The conversations at the workshop were productive, but did not lead to agreement because of our different theoretical policy backgrounds. The members of the Academic Freedom Network see an overall hegemony of certain “leftist” theoretical approaches in the German academy and understand academic freedom as “viewpoint pluralism,” i.e., the representation of all political opinions at the university. I consider both assessments to be wrong, based on critical social theories that show that thinking at the university is shaped by positions of the majority society, which are not sufficiently questioned. The commitment to academic freedom should be to ensure more diversity of viewpoints at the university, which also goes hand in hand with sanctioning sexist, homophobic, and transphobic statements.

The fact of the different theoretical-political starting points is a challenge for the elaboration of a critical political theory of academic freedom. For the critical theories, on the basis of which standpoint diversity can be demanded, have as theories themselves no universal claim, which, however, one implicitly assigns to them if one wants to reform the framework conditions of science from them. The task of a critical theory of scientific freedom is therefore to navigate the fine line, to develop a notion of scientific freedom as a diversification and privilege critique, and to deal reflectively with the fact that this notion is itself shaped by a particularist theory-political position.

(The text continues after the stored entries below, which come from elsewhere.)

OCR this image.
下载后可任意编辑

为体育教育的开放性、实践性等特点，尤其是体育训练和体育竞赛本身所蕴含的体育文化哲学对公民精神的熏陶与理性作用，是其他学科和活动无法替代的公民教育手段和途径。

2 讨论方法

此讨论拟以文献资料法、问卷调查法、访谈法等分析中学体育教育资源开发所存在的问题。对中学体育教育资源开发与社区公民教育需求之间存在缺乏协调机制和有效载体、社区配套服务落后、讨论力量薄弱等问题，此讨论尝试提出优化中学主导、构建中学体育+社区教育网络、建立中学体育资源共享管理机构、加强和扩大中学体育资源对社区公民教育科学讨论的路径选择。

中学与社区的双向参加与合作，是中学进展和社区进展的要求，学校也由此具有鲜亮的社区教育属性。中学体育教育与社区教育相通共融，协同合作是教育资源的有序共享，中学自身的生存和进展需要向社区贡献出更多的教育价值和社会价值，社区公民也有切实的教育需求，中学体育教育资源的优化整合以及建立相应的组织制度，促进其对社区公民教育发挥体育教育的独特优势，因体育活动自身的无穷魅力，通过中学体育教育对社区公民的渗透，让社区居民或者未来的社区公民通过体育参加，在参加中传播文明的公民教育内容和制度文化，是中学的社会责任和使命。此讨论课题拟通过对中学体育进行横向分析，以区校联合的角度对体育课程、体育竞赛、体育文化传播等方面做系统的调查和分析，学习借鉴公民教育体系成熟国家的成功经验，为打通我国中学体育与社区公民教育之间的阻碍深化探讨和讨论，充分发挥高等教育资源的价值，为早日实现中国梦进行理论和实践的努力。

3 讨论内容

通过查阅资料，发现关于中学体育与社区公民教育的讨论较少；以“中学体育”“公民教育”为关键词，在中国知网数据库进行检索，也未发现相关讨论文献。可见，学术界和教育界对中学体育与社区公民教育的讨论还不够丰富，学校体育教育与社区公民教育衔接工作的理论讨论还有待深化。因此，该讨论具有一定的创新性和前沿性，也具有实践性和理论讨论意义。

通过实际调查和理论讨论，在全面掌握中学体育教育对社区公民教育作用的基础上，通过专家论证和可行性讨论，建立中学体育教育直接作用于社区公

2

In order to justify this position, I first analyzed two basic concepts of the debate on academic freedom in the lecture: freedom on the one hand, and objectivity on the other. On this basis, I then differentiated different phenomena that are discussed as limitations of scientific freedom and assessed them with the help of the introduced notions of freedom and objectivity. In doing so, I have shown that the phenomena problematized by the Network for Scientific Freedom are for the most part not critical restrictions of scientific freedom. However, there are indeed threatening restrictions of scientific freedom and to deal with them I made institutional proposals.